Eppure, questa capacità di controllo persino impressionante sembra venire meno a contatto con Yvette. La ragazza si lega al vecchio avvocato e i due diventano amanti; per lei, Gobillot mette anche in crisi il suo rapporto ventennale con la moglie; però, come sempre nei romanzi di Simenon, la tragedia è sempre in agguato e il percorso verso la felicità – che parola grossa! – o, per meglio dire, verso la realizzazione dei propri desideri, non è mai lineare.
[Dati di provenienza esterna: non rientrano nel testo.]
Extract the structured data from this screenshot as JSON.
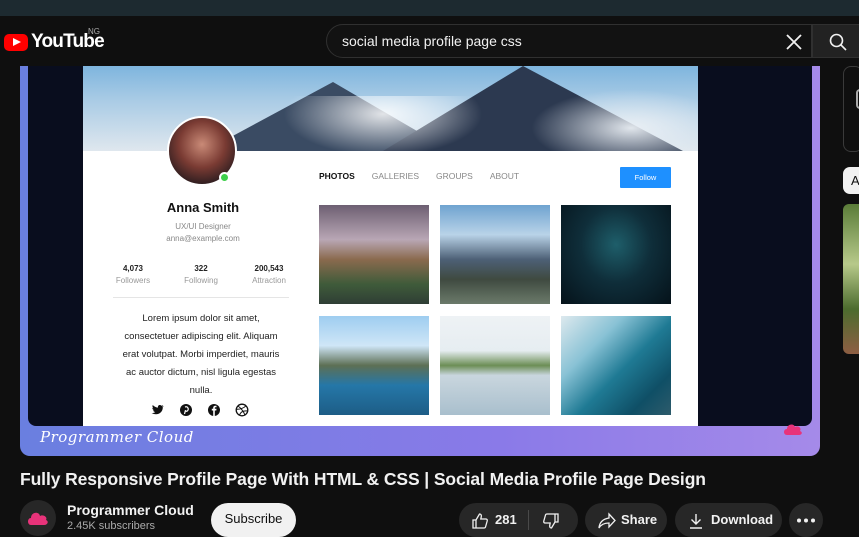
{
  "masthead": {
    "logo_text": "YouTube",
    "country_code": "NG",
    "search_value": "social media profile page css"
  },
  "player": {
    "channel_watermark": "Programmer Cloud",
    "profile": {
      "name": "Anna Smith",
      "role": "UX/UI Designer",
      "email": "anna@example.com",
      "stats": [
        {
          "value": "4,073",
          "label": "Followers"
        },
        {
          "value": "322",
          "label": "Following"
        },
        {
          "value": "200,543",
          "label": "Attraction"
        }
      ],
      "bio_lines": [
        "Lorem ipsum dolor sit amet,",
        "consectetuer adipiscing elit. Aliquam",
        "erat volutpat. Morbi imperdiet, mauris",
        "ac auctor dictum, nisl ligula egestas",
        "nulla."
      ],
      "tabs": [
        "PHOTOS",
        "GALLERIES",
        "GROUPS",
        "ABOUT"
      ],
      "follow_label": "Follow",
      "social_icons": [
        "twitter-icon",
        "pinterest-icon",
        "facebook-icon",
        "dribbble-icon"
      ]
    }
  },
  "video": {
    "title": "Fully Responsive Profile Page With HTML & CSS | Social Media Profile Page Design",
    "channel_name": "Programmer Cloud",
    "channel_subs": "2.45K subscribers",
    "subscribe_label": "Subscribe",
    "like_count": "281",
    "share_label": "Share",
    "download_label": "Download"
  },
  "sidebar": {
    "chip_label": "A"
  },
  "colors": {
    "accent": "#ff0000",
    "follow_blue": "#1e90ff",
    "online_green": "#3ecf4a"
  }
}
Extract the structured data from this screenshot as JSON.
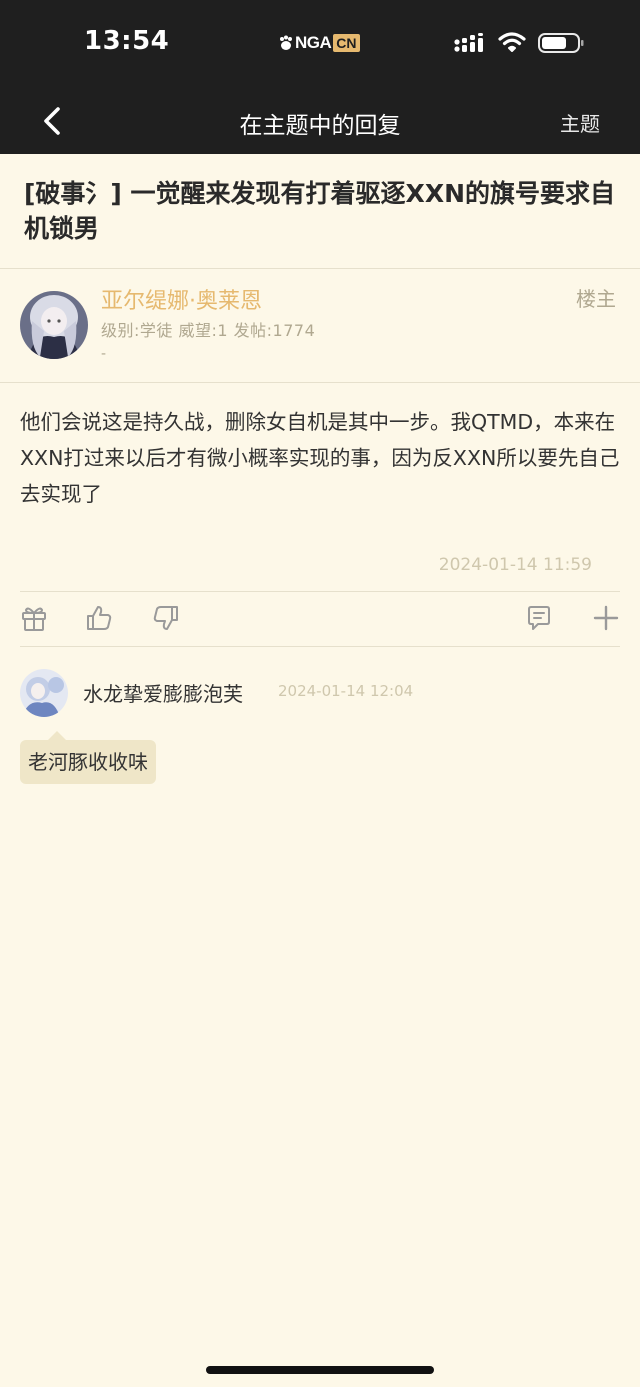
{
  "status": {
    "time": "13:54",
    "logo_main": "NGA",
    "logo_suffix": "CN"
  },
  "nav": {
    "title": "在主题中的回复",
    "right_label": "主题"
  },
  "thread": {
    "title": "[破事氵] 一觉醒来发现有打着驱逐XXN的旗号要求自机锁男"
  },
  "post": {
    "author": "亚尔缇娜·奥莱恩",
    "floor_label": "楼主",
    "meta": "级别:学徒  威望:1  发帖:1774",
    "signature": "-",
    "content": "他们会说这是持久战，删除女自机是其中一步。我QTMD，本来在XXN打过来以后才有微小概率实现的事，因为反XXN所以要先自己去实现了",
    "time": "2024-01-14 11:59"
  },
  "actions": [
    {
      "name": "gift-icon"
    },
    {
      "name": "like-icon"
    },
    {
      "name": "dislike-icon"
    },
    {
      "name": "comment-icon"
    },
    {
      "name": "plus-icon"
    }
  ],
  "comment": {
    "user": "水龙挚爱膨膨泡芙",
    "time": "2024-01-14 12:04",
    "text": "老河豚收收味"
  },
  "colors": {
    "topbar": "#1f1f1f",
    "background": "#fdf8e8",
    "accent": "#e6b96f",
    "bubble": "#efe6c8"
  }
}
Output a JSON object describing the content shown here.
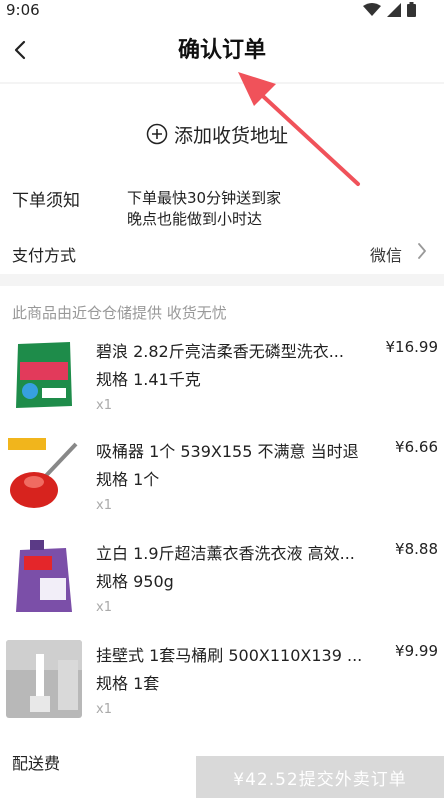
{
  "status": {
    "time": "9:06"
  },
  "header": {
    "title": "确认订单"
  },
  "address": {
    "add_label": "添加收货地址"
  },
  "notice": {
    "label": "下单须知",
    "line1": "下单最快30分钟送到家",
    "line2": "晚点也能做到小时达"
  },
  "payment": {
    "label": "支付方式",
    "value": "微信"
  },
  "products_section": {
    "source_text": "此商品由近仓仓储提供 收货无忧",
    "items": [
      {
        "name": "碧浪 2.82斤亮洁柔香无磷型洗衣...",
        "price": "¥16.99",
        "spec": "规格 1.41千克",
        "qty": "x1"
      },
      {
        "name": "吸桶器 1个 539X155 不满意 当时退",
        "price": "¥6.66",
        "spec": "规格 1个",
        "qty": "x1"
      },
      {
        "name": "立白 1.9斤超洁薰衣香洗衣液 高效...",
        "price": "¥8.88",
        "spec": "规格 950g",
        "qty": "x1"
      },
      {
        "name": "挂壁式 1套马桶刷 500X110X139 ...",
        "price": "¥9.99",
        "spec": "规格 1套",
        "qty": "x1"
      }
    ]
  },
  "footer": {
    "partial_text": "配送费",
    "submit_label": "¥42.52提交外卖订单"
  },
  "colors": {
    "accent_arrow": "#f0525a",
    "button_disabled": "#d9d9d9"
  }
}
In particolare, Yvette è corteggiata dal giovane Mazzetti, uno studente di medicina che vorrebbe sposarla e non si arrende all’idea di saperla con un avvocato tanto più anziano di lei, e per giunta sposato.
Il finale sarà, ovviamente, come sempre (altrimenti non sarebbe uno dei romans durs di Simenon) tragico: ed ecco che allora acquisirà senso e valore lo scrupolo del vecchio avvocato, che completerà il suo racconto, memoriale o dossier che dir si voglia, iniziato presagendo che il Fato avrebbe chiesto il conto, e lo consegnerà a un collega.
Scritto nel 1955 e pubblicato all’inizio dell’anno successivo, il romanzo è ancora oggi uno dei più forti e disperati di Simenon: dalle sue pagine spira un senso di ineluttabilità che difficilmente si dimentica. E per chi volesse dare corpo e volto ai personaggi, consigliamo il film tratto dal libro nel 1958, e diretto da Claude Autant-Lara, con Jean Gabin nel ruolo di Gobillot, e Brigitte Bardot, fresca reduce dal trionfo di Et Dieu … créa la femme (1956), in quello di Yvette. Il titolo? Ma naturalmente, La ragazza del peccato.